Kommt das Selfie-Verbot vor Sehenswürdigkeiten?
Wer Urlaubsfotos vor Sehenswürdigkeiten macht und kommerziell nutzt, könnte möglicherweise bald Post vom Abmahn-Anwalt bekommen. Denn EU-Parlamentarier wollen die Panoramafreiheit kippen.
Die Älteren werden sich erinnern: Früher hat man Urlaubsfotos gemacht, um sie später, je nach persönlicher Disziplin, ordentlich beschriftet ins Album zu kleben. Und wenn der 24er-Film – Vielfotografierer nahmen zur Sicherheit einen 36er – voll war, dann war er halt voll.
Heute bieten Smartphones schier unendlichen Speicherplatz und so wird also geknipst, bis die Speicherkarte glüht: Ich vor dem Eiffelturm, ich vor dem Brandenburger Tor, ich vor dem Buckingham Palast. Und am Allerwichtigsten: Alles muss sofort ins Netz. Weil: Nur das, was die Facebook-Freunde sehen können, ist ja auch wirklich passiert, oder? Nun könnte ausgerechnet die EU dem Selfie-Wahnsinn – mehr oder weniger aus Versehen – ein Ende machen.
Aber der Reihe nach.

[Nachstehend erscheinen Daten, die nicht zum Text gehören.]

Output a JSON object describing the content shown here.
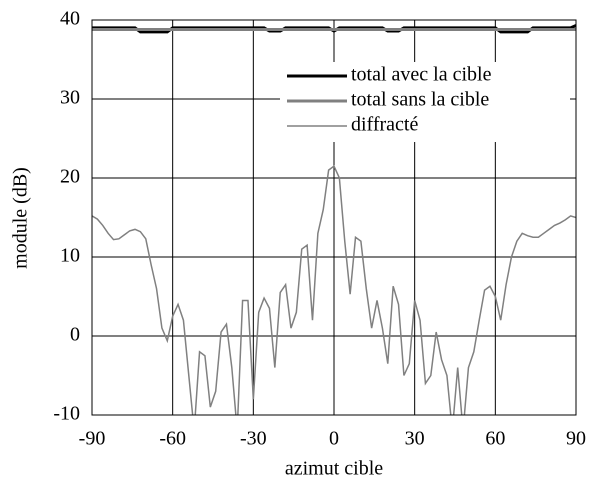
{
  "chart_data": {
    "type": "line",
    "xlabel": "azimut cible",
    "ylabel": "module (dB)",
    "x": [
      -90,
      -88,
      -86,
      -84,
      -82,
      -80,
      -78,
      -76,
      -74,
      -72,
      -70,
      -68,
      -66,
      -64,
      -62,
      -60,
      -58,
      -56,
      -54,
      -52,
      -50,
      -48,
      -46,
      -44,
      -42,
      -40,
      -38,
      -36,
      -34,
      -32,
      -30,
      -28,
      -26,
      -24,
      -22,
      -20,
      -18,
      -16,
      -14,
      -12,
      -10,
      -8,
      -6,
      -4,
      -2,
      0,
      2,
      4,
      6,
      8,
      10,
      12,
      14,
      16,
      18,
      20,
      22,
      24,
      26,
      28,
      30,
      32,
      34,
      36,
      38,
      40,
      42,
      44,
      46,
      48,
      50,
      52,
      54,
      56,
      58,
      60,
      62,
      64,
      66,
      68,
      70,
      72,
      74,
      76,
      78,
      80,
      82,
      84,
      86,
      88,
      90
    ],
    "series": [
      {
        "name": "total avec la cible",
        "color": "#000000",
        "values": [
          39,
          39,
          39,
          39,
          39,
          39,
          39,
          39,
          39,
          38.5,
          38.5,
          38.5,
          38.5,
          38.5,
          38.5,
          39,
          39,
          39,
          39,
          39,
          39,
          39,
          39,
          39,
          39,
          39,
          39,
          39,
          39,
          39,
          39,
          39,
          39,
          38.6,
          38.6,
          38.6,
          39,
          39,
          39,
          39,
          39,
          39,
          39,
          39,
          39,
          38.6,
          39,
          39,
          39,
          39,
          39,
          39,
          39,
          39,
          39,
          38.6,
          38.6,
          38.6,
          39,
          39,
          39,
          39,
          39,
          39,
          39,
          39,
          39,
          39,
          39,
          39,
          39,
          39,
          39,
          39,
          39,
          39,
          38.5,
          38.5,
          38.5,
          38.5,
          38.5,
          38.5,
          39,
          39,
          39,
          39,
          39,
          39,
          39,
          39,
          39.3
        ]
      },
      {
        "name": "total sans la cible",
        "color": "#808080",
        "values": [
          38.8,
          38.8,
          38.8,
          38.8,
          38.8,
          38.8,
          38.8,
          38.8,
          38.8,
          38.8,
          38.8,
          38.8,
          38.8,
          38.8,
          38.8,
          38.8,
          38.8,
          38.8,
          38.8,
          38.8,
          38.8,
          38.8,
          38.8,
          38.8,
          38.8,
          38.8,
          38.8,
          38.8,
          38.8,
          38.8,
          38.8,
          38.8,
          38.8,
          38.8,
          38.8,
          38.8,
          38.8,
          38.8,
          38.8,
          38.8,
          38.8,
          38.8,
          38.8,
          38.8,
          38.8,
          38.8,
          38.8,
          38.8,
          38.8,
          38.8,
          38.8,
          38.8,
          38.8,
          38.8,
          38.8,
          38.8,
          38.8,
          38.8,
          38.8,
          38.8,
          38.8,
          38.8,
          38.8,
          38.8,
          38.8,
          38.8,
          38.8,
          38.8,
          38.8,
          38.8,
          38.8,
          38.8,
          38.8,
          38.8,
          38.8,
          38.8,
          38.8,
          38.8,
          38.8,
          38.8,
          38.8,
          38.8,
          38.8,
          38.8,
          38.8,
          38.8,
          38.8,
          38.8,
          38.8,
          38.8,
          38.8
        ]
      },
      {
        "name": "diffracté",
        "color": "#808080",
        "values": [
          15.2,
          14.8,
          14,
          13,
          12.2,
          12.3,
          12.8,
          13.3,
          13.5,
          13.2,
          12.3,
          9,
          6,
          1,
          -0.6,
          2.5,
          4,
          2,
          -5,
          -12,
          -2,
          -2.5,
          -9,
          -7,
          0.5,
          1.5,
          -4,
          -12,
          4.5,
          4.5,
          -8,
          3,
          4.8,
          3.5,
          -4,
          5.5,
          6.5,
          1,
          3,
          11,
          11.5,
          2,
          13,
          16,
          21,
          21.5,
          20,
          12,
          5.3,
          12.5,
          12,
          6,
          1,
          4.5,
          1,
          -3.5,
          6.3,
          4,
          -5,
          -3.5,
          4.5,
          2,
          -6,
          -5,
          0.5,
          -3,
          -5,
          -12,
          -4,
          -12,
          -4,
          -2,
          2,
          5.8,
          6.3,
          5,
          2,
          6.5,
          10,
          12,
          13,
          12.7,
          12.5,
          12.5,
          13,
          13.5,
          14,
          14.3,
          14.7,
          15.2,
          15
        ]
      }
    ],
    "xlim": [
      -90,
      90
    ],
    "xticks": [
      -90,
      -60,
      -30,
      0,
      30,
      60,
      90
    ],
    "ylim": [
      -10,
      40
    ],
    "yticks": [
      -10,
      0,
      10,
      20,
      30,
      40
    ],
    "grid": true,
    "legend": "upper right"
  }
}
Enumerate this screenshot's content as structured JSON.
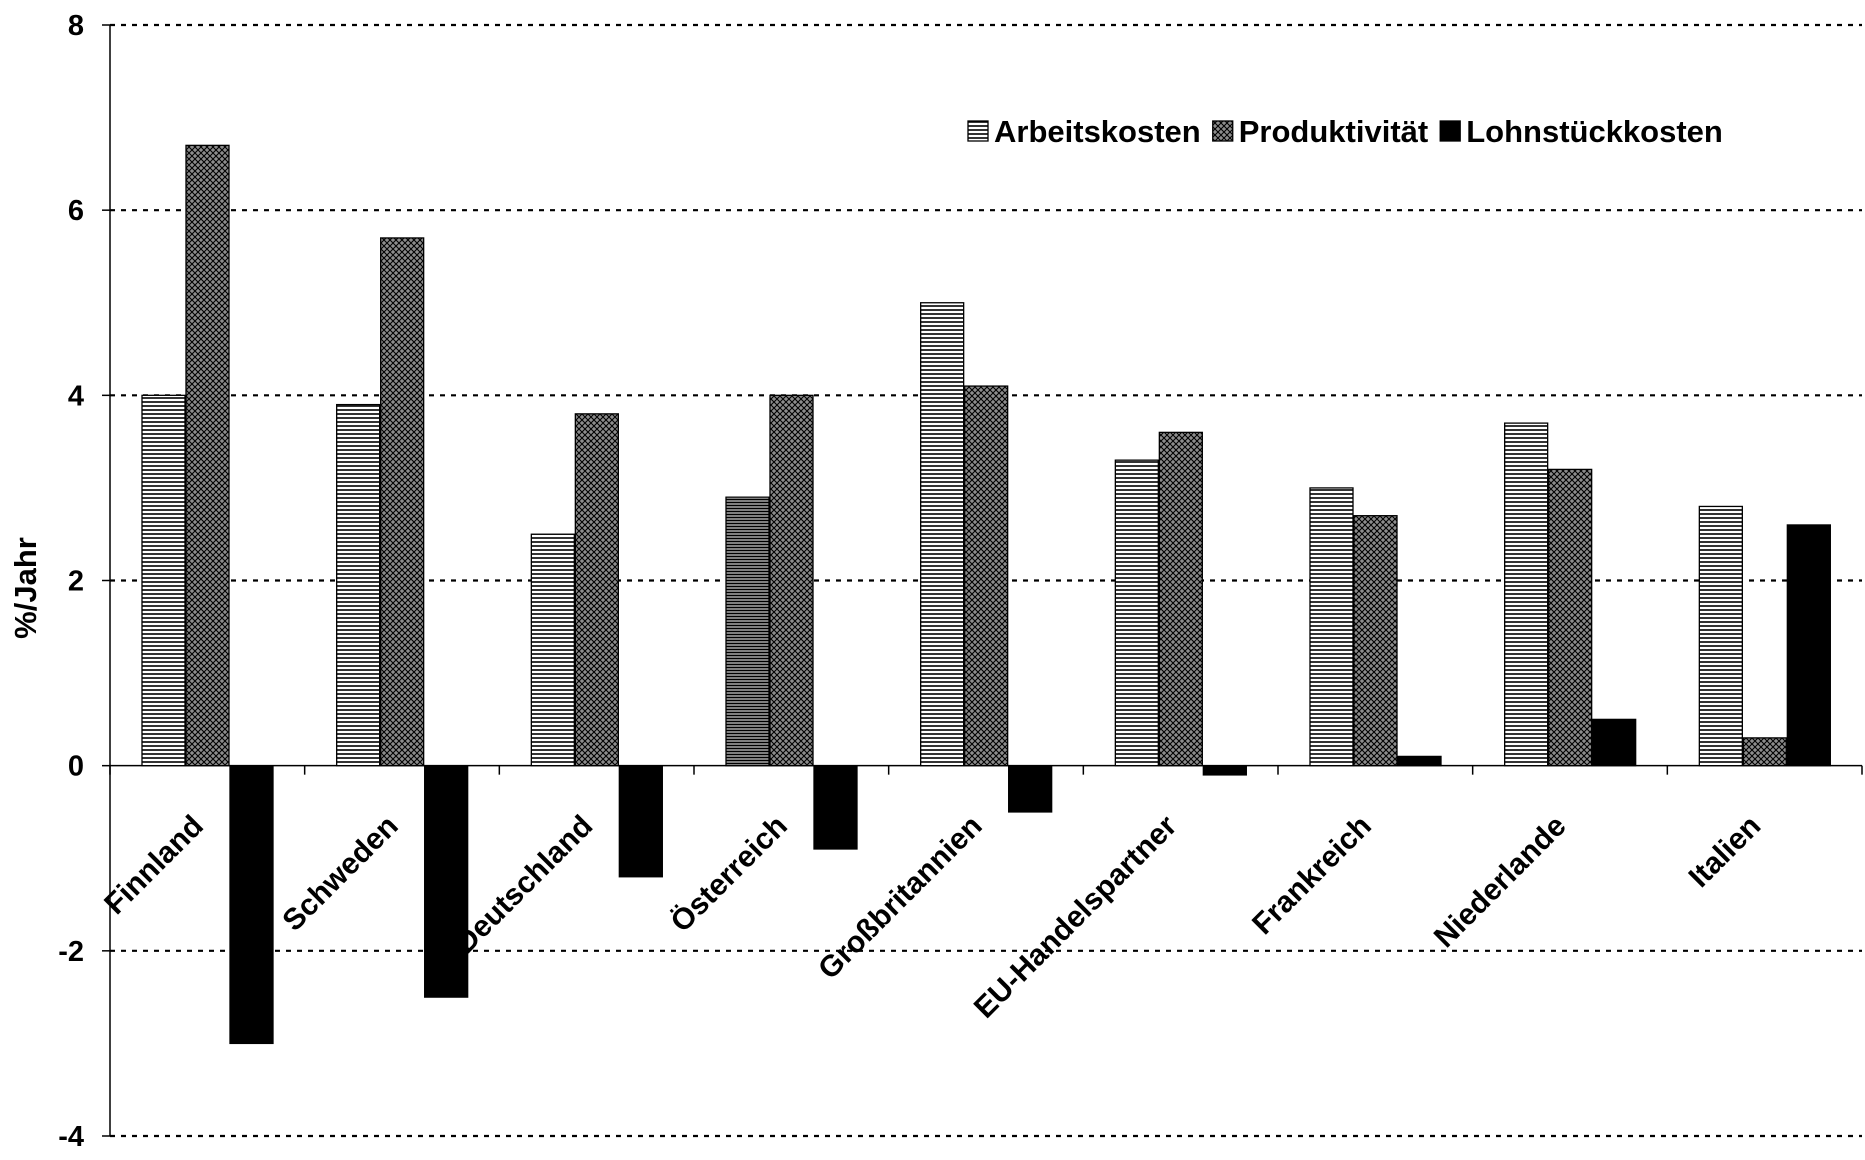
{
  "chart_data": {
    "type": "bar",
    "title": "",
    "xlabel": "",
    "ylabel": "%/Jahr",
    "ylim": [
      -4,
      8
    ],
    "yticks": [
      8,
      6,
      4,
      2,
      0,
      -2,
      -4
    ],
    "grid": true,
    "legend_position": "top-right",
    "categories": [
      "Finnland",
      "Schweden",
      "Deutschland",
      "Österreich",
      "Großbritannien",
      "EU-Handelspartner",
      "Frankreich",
      "Niederlande",
      "Italien"
    ],
    "series": [
      {
        "name": "Arbeitskosten",
        "pattern": "horizontal-stripes",
        "values": [
          4.0,
          3.9,
          2.5,
          2.9,
          5.0,
          3.3,
          3.0,
          3.7,
          2.8
        ]
      },
      {
        "name": "Produktivität",
        "pattern": "crosshatch",
        "values": [
          6.7,
          5.7,
          3.8,
          4.0,
          4.1,
          3.6,
          2.7,
          3.2,
          0.3
        ]
      },
      {
        "name": "Lohnstückkosten",
        "pattern": "solid",
        "color": "#000000",
        "values": [
          -3.0,
          -2.5,
          -1.2,
          -0.9,
          -0.5,
          -0.1,
          0.1,
          0.5,
          2.6
        ]
      }
    ]
  }
}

In Deutschland darf bislang jeder Fotos von Bauwerken machen und sie frei verwenden – sogar für kommerzielle Produkte wie Kalender oder Postkarten. Panoramafreiheit heißt das auf Juristendeutsch.
Aber nicht alle EU-Staaten sehen die Sache mit dem Urheberrecht so locker. So geht’s ja nicht, dachte sich deshalb ein Europaparlamentarier aus Frankreich. Er heißt Jean-Marie Cavada und fordert nun: Wer Fotos oder Videos von fest installierter Kunst und öffentlichen Gebäuden gewerblich nutzen will, braucht dafür die Erlaubnis der Urheber.
Nun werden Sie wahrscheinlich sagen: Macht ja nichts, mein Facebook-Profil ist ja sowieso privat. Stimmt. Blöd nur, dass Facebook die Schnappschüsse all seiner Nutzer nach Lust und Laune weiterverwerten darf, also auch kommerziell. Das weiß nur kaum jemand, steht nämlich – wie so vieles – im Kleingedruckten.
Müssen all die emsigen Selfie-Knipser künftig also mit Post vom Abmahn-Anwalt rechnen, wenn sie Bilder von Sehenswürdigkeiten ins Netz stellen? Non, non, so hatte Monsieur Cavada das nicht gemeint. Beteuert er zumindest. Er habe nie das Ziel gehabt, Nutzer zur Kasse zu bitten oder ihre Freiheit im Internet einzuschränken. Doch ob er die Geister jetzt noch einfangen kann, die er rief?
Am 9. Juli will das Parlament in Brüssel über seinen Vorschlag abstimmen.